Doctor Who
The Companion Chronicles
The Blue Tooth

Author: Nigel Fairs
Read by: Caroline John
Big Finish Productions
RRP: 8.99
ISBN: 978 1 84435 265 4
Available 19 February 2007

"I suppose that was one of the Doctor's most endearing qualities: the ability to make the bizarre and the terrifying seem utterly normal." When did Liz Shaw decide to leave the Doctor...? When Liz's friend Jean goes missing, UNIT and its scientific advisor are drawn to the scene to investigate. Soon Liz discovers a potential alien invasion that will have far-reaching effects upon her own life. Meanwhile, the Doctor finds himself pitted against the deadly Cybermen once again...

And about time too! The Third Doctor never faced the Cybermen (once again voiced by the dependable Nicholas Briggs) during his television adventures - unless you count The Five Doctors, which I don't. In that anniversary special he only saw the cyborgs from a distance. He never truly confronted them or sparred with them verbally, as he does here. Incredibly, none of the writers of Virgin's Missing Adventures or of the BBC's "Past Doctor Adventures" pitted this incarnation against the Cybermen either, which is a pity, especially since Jon Pertwee detested the Daleks, whom ironically he encountered numerous times! Now at last author Nigel Fairs (a childhood fan of Pertwee's Doctor) has redressed the balance with this talking book.

Fairs also strives to bridge some of the narrative gaps that exist between the television stories Inferno, which marked narrator Caroline John's last regular appearance as Liz Shaw, and Terror of the Autons, by which time she had been replaced by Katy Manning's Jo Grant.

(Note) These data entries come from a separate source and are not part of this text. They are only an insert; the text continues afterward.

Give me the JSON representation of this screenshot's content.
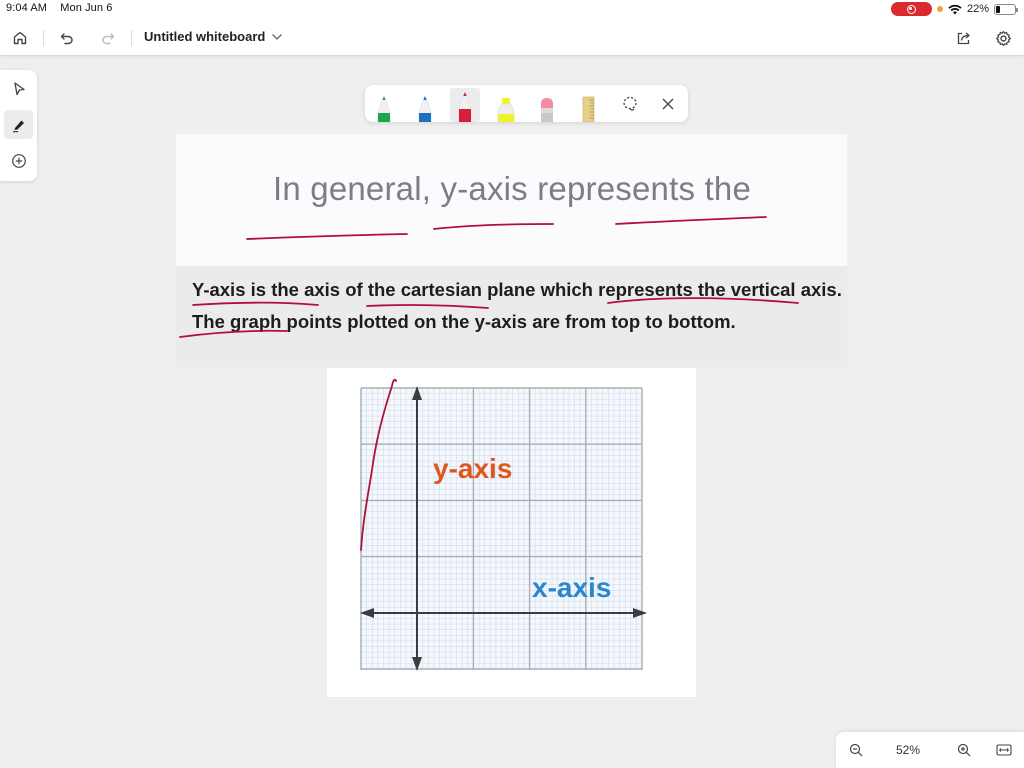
{
  "status_bar": {
    "time": "9:04 AM",
    "date": "Mon Jun 6",
    "battery_percent": "22%",
    "battery_level": 0.22,
    "recording_color": "#d92b2f"
  },
  "header": {
    "title": "Untitled whiteboard",
    "icons": {
      "home": "home-icon",
      "undo": "undo-icon",
      "redo": "redo-icon",
      "title_menu": "chevron-down-icon",
      "share": "share-icon",
      "settings": "gear-icon"
    }
  },
  "left_toolbar": {
    "items": [
      {
        "name": "select",
        "icon": "pointer-icon",
        "active": false
      },
      {
        "name": "pen",
        "icon": "pen-icon",
        "active": true
      },
      {
        "name": "add",
        "icon": "plus-circle-icon",
        "active": false
      }
    ]
  },
  "pen_toolbar": {
    "pens": [
      {
        "name": "green-pen",
        "color": "#1fa54e"
      },
      {
        "name": "blue-pen",
        "color": "#1f6fc0"
      },
      {
        "name": "red-pen",
        "color": "#d61f3c",
        "active": true
      },
      {
        "name": "yellow-highlighter",
        "color": "#f2f22a"
      },
      {
        "name": "eraser",
        "color": "#f28ca3"
      },
      {
        "name": "ruler",
        "color": "#e8d08a"
      }
    ],
    "lasso_icon": "lasso-icon",
    "close_icon": "close-icon"
  },
  "canvas": {
    "question_text": "In general, y-axis represents the",
    "answer_text": "Y-axis is the axis of the cartesian plane which represents the vertical axis. The graph points plotted on the y-axis are from top to bottom.",
    "graph": {
      "y_label": "y-axis",
      "x_label": "x-axis",
      "y_label_color": "#e0561e",
      "x_label_color": "#2b86cf"
    },
    "ink_color": "#b0103a"
  },
  "zoom_controls": {
    "zoom_level": "52%",
    "zoom_out_icon": "zoom-out-icon",
    "zoom_in_icon": "zoom-in-icon",
    "fit_icon": "fit-width-icon"
  }
}
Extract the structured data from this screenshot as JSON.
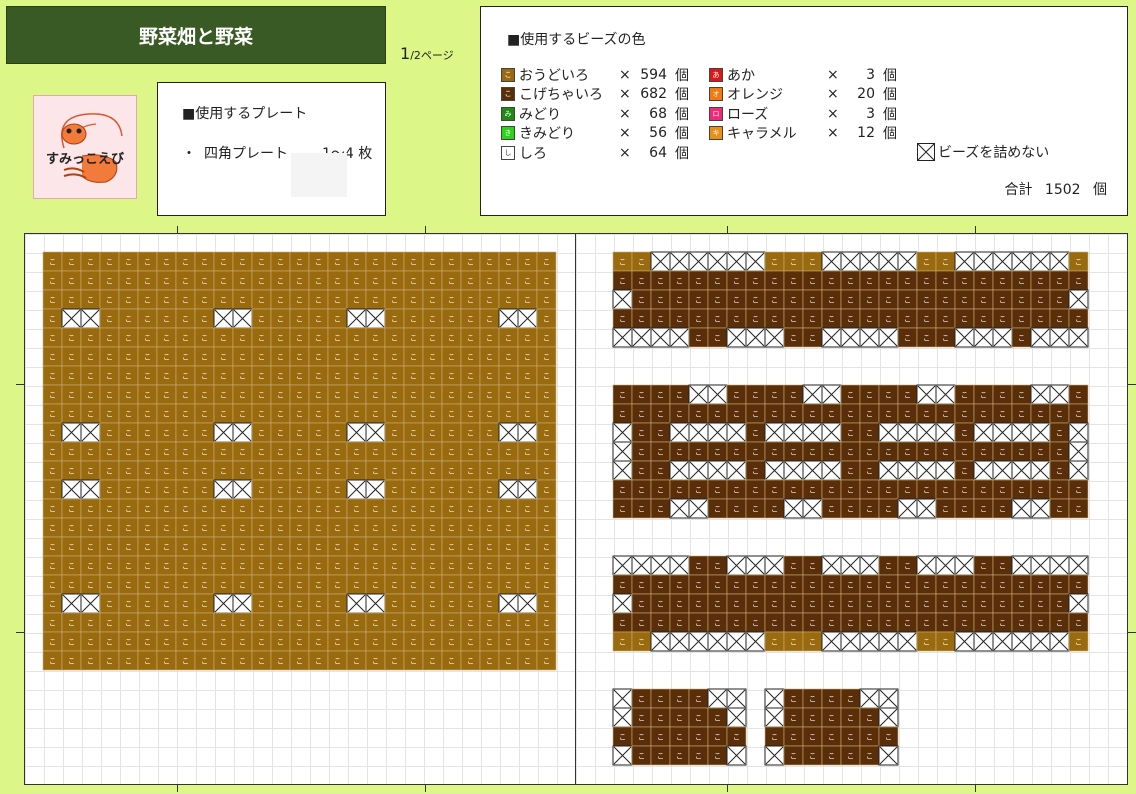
{
  "title": "野菜畑と野菜",
  "page": {
    "current": "1",
    "suffix": "/2ページ"
  },
  "logo": {
    "text": "すみっこえび"
  },
  "plate": {
    "heading": "■使用するプレート",
    "bullet": "・",
    "name": "四角プレート",
    "count": "1〜4 枚"
  },
  "beads": {
    "heading": "■使用するビーズの色",
    "left": [
      {
        "code": "こ",
        "name": "おうどいろ",
        "x": "×",
        "count": "594",
        "unit": "個",
        "color": "#9a6a0f"
      },
      {
        "code": "こ",
        "name": "こげちゃいろ",
        "x": "×",
        "count": "682",
        "unit": "個",
        "color": "#5a2e08"
      },
      {
        "code": "み",
        "name": "みどり",
        "x": "×",
        "count": "68",
        "unit": "個",
        "color": "#1e8a12"
      },
      {
        "code": "き",
        "name": "きみどり",
        "x": "×",
        "count": "56",
        "unit": "個",
        "color": "#2ad31a"
      },
      {
        "code": "し",
        "name": "しろ",
        "x": "×",
        "count": "64",
        "unit": "個",
        "color": "#ffffff"
      }
    ],
    "right": [
      {
        "code": "あ",
        "name": "あか",
        "x": "×",
        "count": "3",
        "unit": "個",
        "color": "#e01515"
      },
      {
        "code": "オ",
        "name": "オレンジ",
        "x": "×",
        "count": "20",
        "unit": "個",
        "color": "#f07a10"
      },
      {
        "code": "ロ",
        "name": "ローズ",
        "x": "×",
        "count": "3",
        "unit": "個",
        "color": "#f02a78"
      },
      {
        "code": "キ",
        "name": "キャラメル",
        "x": "×",
        "count": "12",
        "unit": "個",
        "color": "#e8901a"
      }
    ],
    "skip_label": "ビーズを詰めない",
    "total_label": "合計",
    "total_count": "1502",
    "total_unit": "個"
  },
  "colors": {
    "ochre": "#9a6a0f",
    "brown": "#5a2e08",
    "cell_glyph": "こ"
  }
}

Liz never got a proper departure scene on television, so here the author implies that this adventure contributes towards her decision to leave the Doctor and UNIT.

However, Fairs is walking through a continuity minefield! Gary Russell had previously depicted the scientist's departure in his 1996 Missing Adventures novel The Scales of Injustice (which also saw Mike Yates being promoted from sergeant to captain). Then, a year later, Martin Day and Keith Topping's The Devil Goblins from Neptune, the first BBC Books "Past Doctor Adventure" (set several months later and also featuring Captain Yates) showed that Liz was still around, so evidently she came back (numerous times, in fact, as David A. McIntee's The Wages of Sin eventually revealed). "When did I first decide to leave UNIT?" asks Liz at the start of this talking book. "Now there's a question - with no easy answer, I'm afraid." Never was a truer word spoken!

She also refers to Captain Yates as the "new boy", which is slightly problematic, since he was in The Scales of Injustice prior to his promotion. Furthermore, Terror of the Autons clearly states that he was present during the aftermath of Spearhead From Space. One must assume that Liz means "newly promoted" or that her use of "new boy" is a relative term, since Yates was not around as far back as The Invasion (unlike Benton and the Brigadier).

Far less contentious are the author's references to the Doctor donning a more colourful outfit during the course of this story.

The ending owes rather a lot to Doctor Who and the Silurians, but otherwise this is an excellent (no Cyber-pun intended) story, one that is augmented (still no Cyber-pun intended) by an emotive reading courtesy of Caroline John.